Open Access
Smad3 gene C‐terminal phosphorylation site mutation aggravates CCl 4 ‐induced inflammation in mice
Author(s) -
Ding Hanyan,
Fang Meng,
Gong Yongfang,
Li Dong,
Zhang Chong,
Wen Guanghua,
Wu Chao,
Yang Jingjing,
Yang Yan
Publication year - 2020
Publication title -
journal of cellular and molecular medicine
Language(s) - English
Resource type - Journals
SCImago Journal Rank - 1.44
H-Index - 130
eISSN - 1582-4934
pISSN - 1582-1838
DOI - 10.1111/jcmm.15385
Subject(s) - phosphorylation , inflammation , mutation , biology , mutant , embryonic stem cell , liver disease , immunology , gene , microbiology and biotechnology , cancer research , genetics , biochemistry
Abstract The expression of C‐terminal phosphorylated Smad3 (pSmad3C) is down‐regulated with the progression of liver disease. Thus, we hypothesized that pSmad3C expression may be negatively related to liver disease. To develop novel therapeutic strategies, a suitable animal model is required that will allow researchers to study the effect of Smad3 domain‐specific phosphorylation on liver disease progression. The current study aimed to construct a new mouse model with the Smad3 C‐terminal phosphorylation site mutation and to explore the effects of this mutation on CCl 4 ‐induced inflammation. Smad3 C‐terminal phosphorylation site mutant mice were generated using TetraOne™ gene fixed‐point knock‐in technology and embryonic stem cell microinjection.

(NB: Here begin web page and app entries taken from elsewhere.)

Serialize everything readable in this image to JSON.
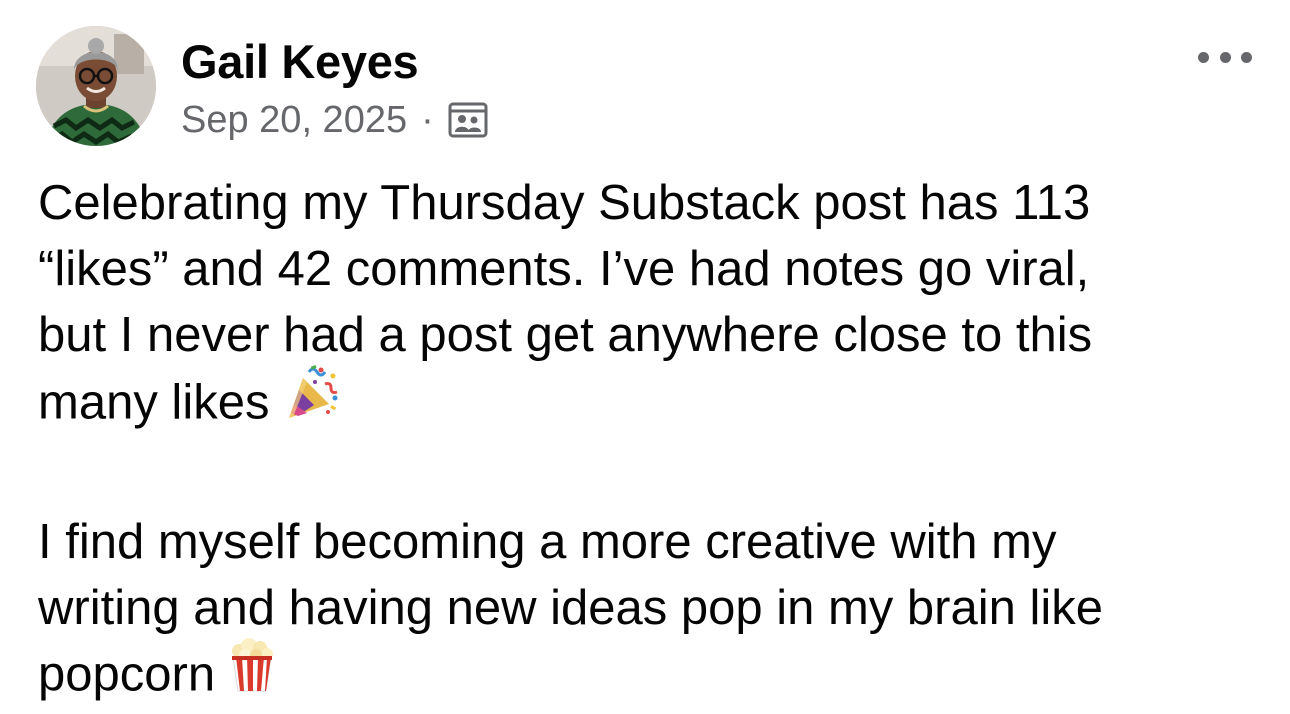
{
  "author": {
    "name": "Gail Keyes"
  },
  "meta": {
    "date": "Sep 20, 2025",
    "separator": "·",
    "audience_icon": "audience-icon"
  },
  "menu": {
    "more_icon": "more-horizontal-icon"
  },
  "post": {
    "paragraph1_line1": "Celebrating my Thursday Substack post has 113",
    "paragraph1_line2": "“likes” and 42 comments. I’ve had notes go viral,",
    "paragraph1_line3": "but I never had a post get anywhere close to this",
    "paragraph1_line4": "many likes",
    "paragraph1_emoji": "party-popper-emoji",
    "paragraph2_line1": "I find myself becoming a more creative with my",
    "paragraph2_line2": "writing and having new ideas pop in my brain like",
    "paragraph2_line3": "popcorn",
    "paragraph2_emoji": "popcorn-emoji"
  },
  "colors": {
    "text": "#050505",
    "secondary_text": "#65676b",
    "background": "#ffffff"
  }
}
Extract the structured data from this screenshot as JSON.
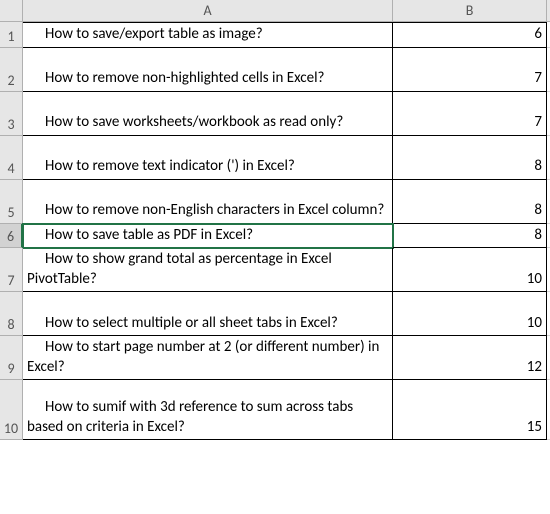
{
  "columns": {
    "A": "A",
    "B": "B"
  },
  "selected_row": 6,
  "rows": [
    {
      "n": "1",
      "h": "h1",
      "a": "How to save/export table as image?",
      "b": "6"
    },
    {
      "n": "2",
      "h": "h2",
      "a": "How to remove non-highlighted cells in Excel?",
      "b": "7"
    },
    {
      "n": "3",
      "h": "h2",
      "a": "How to save worksheets/workbook as read only?",
      "b": "7"
    },
    {
      "n": "4",
      "h": "h2",
      "a": "How to remove text indicator (') in Excel?",
      "b": "8"
    },
    {
      "n": "5",
      "h": "h2",
      "a": "How to remove non-English characters in Excel column?",
      "b": "8"
    },
    {
      "n": "6",
      "h": "h1",
      "a": "How to save table as PDF in Excel?",
      "b": "8"
    },
    {
      "n": "7",
      "h": "h2",
      "a": "How to show grand total as percentage in Excel PivotTable?",
      "b": "10"
    },
    {
      "n": "8",
      "h": "h2",
      "a": "How to select multiple or all sheet tabs in Excel?",
      "b": "10"
    },
    {
      "n": "9",
      "h": "h2",
      "a": "How to start page number at 2 (or different number) in Excel?",
      "b": "12"
    },
    {
      "n": "10",
      "h": "h3",
      "a": "How to sumif with 3d reference to sum across tabs based on criteria in Excel?",
      "b": "15"
    }
  ],
  "chart_data": {
    "type": "table",
    "columns": [
      "A",
      "B"
    ],
    "rows": [
      [
        "How to save/export table as image?",
        6
      ],
      [
        "How to remove non-highlighted cells in Excel?",
        7
      ],
      [
        "How to save worksheets/workbook as read only?",
        7
      ],
      [
        "How to remove text indicator (') in Excel?",
        8
      ],
      [
        "How to remove non-English characters in Excel column?",
        8
      ],
      [
        "How to save table as PDF in Excel?",
        8
      ],
      [
        "How to show grand total as percentage in Excel PivotTable?",
        10
      ],
      [
        "How to select multiple or all sheet tabs in Excel?",
        10
      ],
      [
        "How to start page number at 2 (or different number) in Excel?",
        12
      ],
      [
        "How to sumif with 3d reference to sum across tabs based on criteria in Excel?",
        15
      ]
    ]
  }
}
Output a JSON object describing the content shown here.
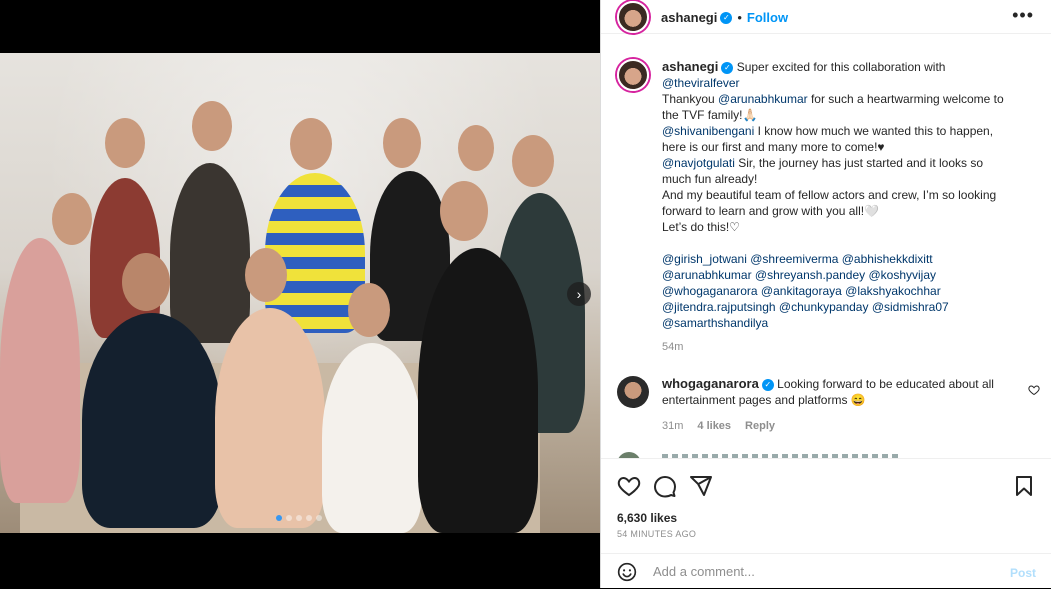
{
  "post": {
    "username": "ashanegi",
    "follow_label": "Follow",
    "more_label": "•••"
  },
  "caption": {
    "username": "ashanegi",
    "lines": [
      {
        "text": "Super excited for this collaboration with"
      },
      {
        "text": "@theviralfever",
        "mention": true
      },
      {
        "pre": "Thankyou ",
        "mention": "@arunabhkumar",
        "post": " for such a heartwarming welcome to"
      },
      {
        "text": "the TVF family!🙏🏻"
      },
      {
        "mention": "@shivanibengani",
        "post": " I know how much we wanted this to happen,"
      },
      {
        "text": "here is our first and many more to come!♥"
      },
      {
        "mention": "@navjotgulati",
        "post": " Sir, the journey has just started and it looks so"
      },
      {
        "text": "much fun already!"
      },
      {
        "text": "And my beautiful team of fellow actors and crew, I’m so looking"
      },
      {
        "text": "forward to learn and grow with you all!🤍"
      },
      {
        "text": "Let’s do this!♡"
      }
    ],
    "tags": [
      "@girish_jotwani @shreemiverma @abhishekkdixitt",
      "@arunabhkumar @shreyansh.pandey @koshyvijay",
      "@whogaganarora @ankitagoraya @lakshyakochhar",
      "@jitendra.rajputsingh @chunkypanday @sidmishra07",
      "@samarthshandilya"
    ],
    "time": "54m"
  },
  "comment": {
    "username": "whogaganarora",
    "text_line1": "Looking forward to be educated about all",
    "text_line2": "entertainment pages and platforms 😄",
    "time": "31m",
    "likes": "4 likes",
    "reply": "Reply"
  },
  "footer": {
    "likes": "6,630 likes",
    "ago": "54 MINUTES AGO",
    "comment_placeholder": "Add a comment...",
    "post_label": "Post"
  },
  "carousel": {
    "dots": 5,
    "active_index": 0
  },
  "colors": {
    "link": "#00376b",
    "follow": "#0095f6",
    "muted": "#8e8e8e"
  }
}
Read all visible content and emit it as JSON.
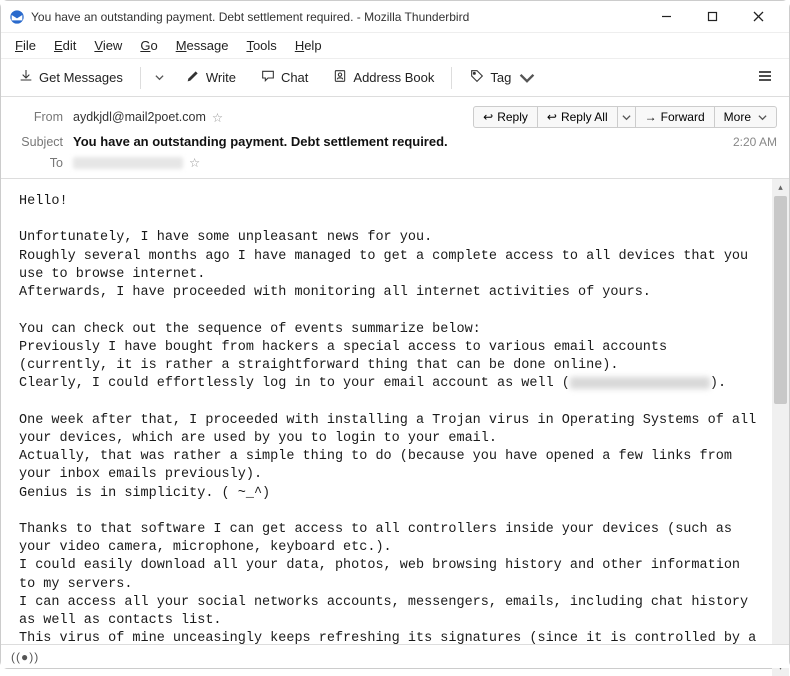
{
  "window": {
    "title": "You have an outstanding payment. Debt settlement required. - Mozilla Thunderbird"
  },
  "menubar": {
    "file": "File",
    "edit": "Edit",
    "view": "View",
    "go": "Go",
    "message": "Message",
    "tools": "Tools",
    "help": "Help"
  },
  "toolbar": {
    "get_messages": "Get Messages",
    "write": "Write",
    "chat": "Chat",
    "address_book": "Address Book",
    "tag": "Tag"
  },
  "headers": {
    "from_label": "From",
    "from_value": "aydkjdl@mail2poet.com",
    "subject_label": "Subject",
    "subject_value": "You have an outstanding payment. Debt settlement required.",
    "to_label": "To",
    "time": "2:20 AM"
  },
  "actions": {
    "reply": "Reply",
    "reply_all": "Reply All",
    "forward": "Forward",
    "more": "More"
  },
  "body_lines": [
    "Hello!",
    "",
    "Unfortunately, I have some unpleasant news for you.",
    "Roughly several months ago I have managed to get a complete access to all devices that you use to browse internet.",
    "Afterwards, I have proceeded with monitoring all internet activities of yours.",
    "",
    "You can check out the sequence of events summarize below:",
    "Previously I have bought from hackers a special access to various email accounts (currently, it is rather a straightforward thing that can be done online).",
    "Clearly, I could effortlessly log in to your email account as well ([REDACTED]).",
    "",
    "One week after that, I proceeded with installing a Trojan virus in Operating Systems of all your devices, which are used by you to login to your email.",
    "Actually, that was rather a simple thing to do (because you have opened a few links from your inbox emails previously).",
    "Genius is in simplicity. ( ~_^)",
    "",
    "Thanks to that software I can get access to all controllers inside your devices (such as your video camera, microphone, keyboard etc.).",
    "I could easily download all your data, photos, web browsing history and other information to my servers.",
    "I can access all your social networks accounts, messengers, emails, including chat history as well as contacts list.",
    "This virus of mine unceasingly keeps refreshing its signatures (since it is controlled by a driver), and as result stays unnoticed by antivirus software."
  ]
}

Resulting mice were identified by genotyping, and the effects on inflammation were explored in the presence or absence of CCl 4 . No homozygous mice were born, indicating that the mutation is embryonic lethal. There was no significant difference in liver phenotype and growth between the wild‐type (WT) and heterozygous (HT) mice in the absence of reagent stimulation. After CCl 4 ‐induced acute and chronic liver damage, liver pathology, serum transaminase (ALT/AST) expression and levels of inflammatory factors (IL‐6/TNF‐α) were more severely altered in HT mice than in WT mice. Furthermore, pSmad3C protein levels were lower in liver tissue from HT mice. These results suggest that Smad3 C‐terminal phosphorylation may have a protective effect during the early stages of liver injury. In summary, we have generated a new animal model that will be a novel tool for future research on the effects of Smad3 domain‐specific phosphorylation on liver disease progression.